According to Sam and Jim Commenting on things that irk us off, make us laugh out loud or just seem too weird too believe According to Sam and Jim: My Nose Flows, I Blows

Friday, April 20, 2012

My Nose Flows, I Blows

Rodney Dangerfield once said during a monologue, “Take my wife - please.”

I just want somebody to take my nose.

Yeah, I’m talking about my snozzola, my Jimmy Durante dripolator, my prominent protruding probiscus, my Roman gondola banana, my sneezing, wheezing, sniffling, snot-dripping eye-glass holder. Every morning before I fully wake up, my nose runs more miles than a Boston marathoner, and I go through a ton of tissue. And I’m not talking about those dainty perfumed sniffs with aloe or some other medication to prevent nostril chapping or nose rot. No, I’m talking about blowing out a whole pile of 250-count table napkins, big strong and able to last more than one honk. I earn a lot of cash rewards at the grocery store because of all the napkins I buy.

My nose drives me insane most of the time, but especially in the morning when it’s waking up. I hate having to halt in the middle of making coffee to honk. I am humiliated by piddulus interruptus because my hands can only service one appendage at a time. I have napkins stashed in both pockets of my robe, in both pockets of my pajama bottoms, on the side table by the couch and on the kitchen counter top. I barely manage to finish two cups of my morning brew before using up most of the stashed serviettes (that’s Canadian - look it up). When I take Sam outside to do his morning duty, I make sure I’ve got plenty of nose wipers in my jacket pockets. For some strange reason, known only to him, Sam likes to eat my rags de snot too.

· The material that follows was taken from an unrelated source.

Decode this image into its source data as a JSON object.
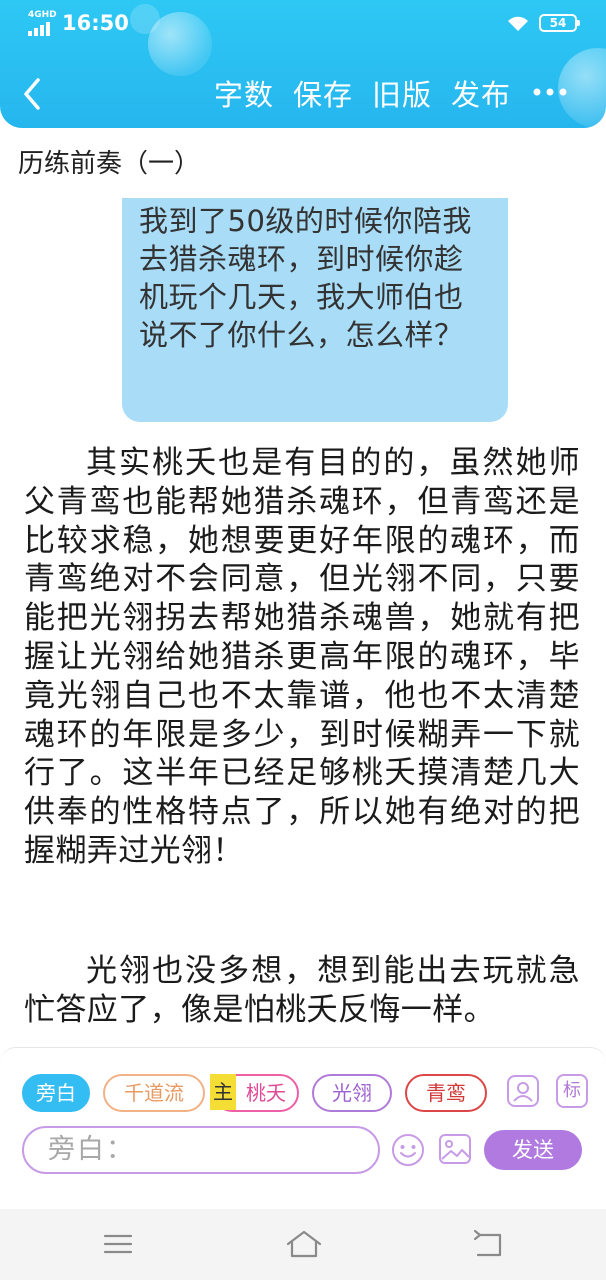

I often am tempted to cut my nose off, not to spite my face, but to save it from its misery. Sometimes my nose itches so much I feel like rubbing it off against the hard bark of an evergreen tree, like the deer rub velvet off their horns. People have suggested I have allergies and that I should take medication. But I’ve never admitted I have allergies and I’m not going to fill my refrigerator and medicine cabinets with drugs that the television ads promise will work and don’t. On the few occasions that I’ve taken drugs, my brain starts acting like it’s had a couple of chocolate pudding margaritas and I turn groggy and grumpy (and I’m hardly ever grumpy - really).

I had a sinus treatment once when I was a kid, when I spent a few months in the hospital with rheumatic fever. The treatment consisted of strapping me down in bed, running a tube up my nostril into my cavernous cranial regions which purportedly were filled with icky phlegm, and washing me out with warm water. If you ever want to know what water boarding torture is like I’m pretty sure that’s what was done to me. If I could have broken the bonds that held me I probably would have become a nine-year old terrorist on the spot. As it was, all I could do was scream and try not to drown.

I scream and yell at my nose every morning, cuss it roundly and blow like Joshua fighting the battle of Jericho.  When I have a sneezing fit, which can last a good two dozen achoos before it’s over, Sam looks at me quizzically and barks for me to stop. Sorry Sam. Kathleen just leaves for work. Sometimes when I’m working at my computer in the morning I have so many snotty napkins laying on my desk I need a GPS device to find my keyboard.

Three bags of poop on my nose, except I’m probably allergic to the smell.